Well done Joe and others guiding OP to a known design flaw in the system, you’ve save OP a lot of time.
OP - as you trace the break or short; To keep colors straight, you can use lacquer thinner to clean the wires. If you’re not color blind like me, tracing will be easier looking for consistent colored wires. Also, as you trouble shoot electricals, look for melted plastic shells first, then breaks in wires where they move (like in door jambs), then shorts, then lack of ground (if your car has lots of plastic).
You are well advised to clean (really clean - like with a dremel to remove corrosion/carbon scoring) any metal male or female contacts inside melted plastic shells. Look extra hard at circuits you know carry high amperage (like the heater/A/C motor inbound line). If the high amperage connections get dirty ( which they do over 50 years..) they can get hot & melt.
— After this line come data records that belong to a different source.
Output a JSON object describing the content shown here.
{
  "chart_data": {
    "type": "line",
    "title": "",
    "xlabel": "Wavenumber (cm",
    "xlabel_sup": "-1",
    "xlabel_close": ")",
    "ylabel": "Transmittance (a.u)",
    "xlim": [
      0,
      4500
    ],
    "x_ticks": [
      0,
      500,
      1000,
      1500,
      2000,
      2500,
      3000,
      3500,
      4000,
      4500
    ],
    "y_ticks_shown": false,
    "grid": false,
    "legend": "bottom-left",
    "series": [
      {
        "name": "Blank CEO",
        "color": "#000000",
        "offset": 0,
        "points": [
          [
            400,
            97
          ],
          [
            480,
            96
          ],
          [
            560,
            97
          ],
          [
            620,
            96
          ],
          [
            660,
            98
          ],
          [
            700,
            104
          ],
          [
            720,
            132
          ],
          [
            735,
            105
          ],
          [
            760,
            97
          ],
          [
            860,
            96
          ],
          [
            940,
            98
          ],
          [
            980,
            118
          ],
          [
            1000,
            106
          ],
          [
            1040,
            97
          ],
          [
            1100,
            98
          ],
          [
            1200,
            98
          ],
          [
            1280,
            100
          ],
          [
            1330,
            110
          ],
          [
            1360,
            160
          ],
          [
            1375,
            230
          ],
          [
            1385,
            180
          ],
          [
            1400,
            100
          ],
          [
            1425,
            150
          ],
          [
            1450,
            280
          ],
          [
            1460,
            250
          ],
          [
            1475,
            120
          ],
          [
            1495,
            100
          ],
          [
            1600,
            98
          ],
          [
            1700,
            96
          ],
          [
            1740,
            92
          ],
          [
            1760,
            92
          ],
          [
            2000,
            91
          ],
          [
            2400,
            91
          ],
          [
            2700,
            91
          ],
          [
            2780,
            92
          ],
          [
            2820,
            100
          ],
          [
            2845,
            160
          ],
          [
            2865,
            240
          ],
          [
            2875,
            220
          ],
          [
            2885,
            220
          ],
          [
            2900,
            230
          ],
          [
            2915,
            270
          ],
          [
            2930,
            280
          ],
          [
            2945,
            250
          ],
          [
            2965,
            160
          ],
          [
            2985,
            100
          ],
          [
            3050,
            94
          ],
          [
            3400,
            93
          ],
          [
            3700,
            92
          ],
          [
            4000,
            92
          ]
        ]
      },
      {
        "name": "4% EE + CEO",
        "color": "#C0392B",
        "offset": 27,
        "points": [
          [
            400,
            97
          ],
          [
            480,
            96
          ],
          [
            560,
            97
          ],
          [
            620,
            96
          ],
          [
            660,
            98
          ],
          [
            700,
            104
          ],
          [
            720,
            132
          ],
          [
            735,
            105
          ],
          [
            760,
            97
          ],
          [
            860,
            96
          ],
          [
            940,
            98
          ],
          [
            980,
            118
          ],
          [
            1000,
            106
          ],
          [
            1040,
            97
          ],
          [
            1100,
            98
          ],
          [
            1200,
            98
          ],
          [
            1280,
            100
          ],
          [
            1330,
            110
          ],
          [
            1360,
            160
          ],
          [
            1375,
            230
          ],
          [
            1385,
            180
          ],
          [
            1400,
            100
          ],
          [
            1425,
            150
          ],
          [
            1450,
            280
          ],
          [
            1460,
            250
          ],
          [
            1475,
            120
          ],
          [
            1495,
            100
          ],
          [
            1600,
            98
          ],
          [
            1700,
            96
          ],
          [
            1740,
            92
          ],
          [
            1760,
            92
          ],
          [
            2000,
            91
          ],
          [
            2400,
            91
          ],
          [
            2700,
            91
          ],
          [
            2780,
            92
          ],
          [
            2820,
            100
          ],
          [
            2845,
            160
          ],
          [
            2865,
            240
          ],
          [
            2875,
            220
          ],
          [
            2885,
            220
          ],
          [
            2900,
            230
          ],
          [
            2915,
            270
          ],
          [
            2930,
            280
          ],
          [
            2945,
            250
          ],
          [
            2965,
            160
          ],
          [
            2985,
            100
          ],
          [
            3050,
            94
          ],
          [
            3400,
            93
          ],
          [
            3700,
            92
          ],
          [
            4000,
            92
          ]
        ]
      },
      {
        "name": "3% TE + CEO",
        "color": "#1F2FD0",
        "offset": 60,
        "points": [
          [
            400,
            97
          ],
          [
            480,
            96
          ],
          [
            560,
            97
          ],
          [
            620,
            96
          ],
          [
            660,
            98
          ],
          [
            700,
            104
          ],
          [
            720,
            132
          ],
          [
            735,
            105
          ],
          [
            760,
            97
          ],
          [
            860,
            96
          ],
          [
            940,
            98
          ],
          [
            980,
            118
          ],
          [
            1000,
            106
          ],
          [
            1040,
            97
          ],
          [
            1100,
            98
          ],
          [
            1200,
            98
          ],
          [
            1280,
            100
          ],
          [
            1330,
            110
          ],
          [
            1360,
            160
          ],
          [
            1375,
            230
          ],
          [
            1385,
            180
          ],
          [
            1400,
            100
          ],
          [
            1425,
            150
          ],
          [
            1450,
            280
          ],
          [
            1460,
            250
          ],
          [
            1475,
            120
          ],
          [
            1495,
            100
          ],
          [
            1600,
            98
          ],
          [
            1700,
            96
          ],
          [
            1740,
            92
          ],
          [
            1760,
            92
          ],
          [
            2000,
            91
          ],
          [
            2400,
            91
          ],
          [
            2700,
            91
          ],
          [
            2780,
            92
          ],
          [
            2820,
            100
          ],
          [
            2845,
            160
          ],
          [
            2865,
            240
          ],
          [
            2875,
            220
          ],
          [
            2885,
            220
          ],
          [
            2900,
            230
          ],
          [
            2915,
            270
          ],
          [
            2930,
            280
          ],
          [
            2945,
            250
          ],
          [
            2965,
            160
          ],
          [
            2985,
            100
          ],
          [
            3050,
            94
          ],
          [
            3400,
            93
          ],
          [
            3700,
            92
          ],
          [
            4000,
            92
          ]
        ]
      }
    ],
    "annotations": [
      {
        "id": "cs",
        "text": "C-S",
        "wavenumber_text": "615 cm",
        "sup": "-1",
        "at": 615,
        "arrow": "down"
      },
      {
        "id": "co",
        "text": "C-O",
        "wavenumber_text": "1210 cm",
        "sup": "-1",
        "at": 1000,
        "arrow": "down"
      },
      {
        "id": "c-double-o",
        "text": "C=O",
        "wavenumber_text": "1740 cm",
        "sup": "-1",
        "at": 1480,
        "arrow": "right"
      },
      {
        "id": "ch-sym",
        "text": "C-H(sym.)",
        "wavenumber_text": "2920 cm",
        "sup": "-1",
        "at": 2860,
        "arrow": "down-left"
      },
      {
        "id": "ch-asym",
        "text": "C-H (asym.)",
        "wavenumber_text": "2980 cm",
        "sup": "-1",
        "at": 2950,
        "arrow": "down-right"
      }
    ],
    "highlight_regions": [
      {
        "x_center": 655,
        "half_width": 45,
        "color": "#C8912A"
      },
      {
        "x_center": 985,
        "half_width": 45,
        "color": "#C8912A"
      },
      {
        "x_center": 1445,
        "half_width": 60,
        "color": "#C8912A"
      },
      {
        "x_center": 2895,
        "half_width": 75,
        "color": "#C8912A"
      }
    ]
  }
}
If you see a melt, it means you have some remediation to do.
Looking at those 80’s harnesses and emissions equipment makes me love the simplicity of my ‘66’s all the more. GM had like 3 electrical tricks in the ‘60’s - relays, potentiometers and brass contacts. The older I get, the more I revere simplicity.
OP - good luck, you’ll find the error along the way. Be patient and do the work when you’re excited to do it.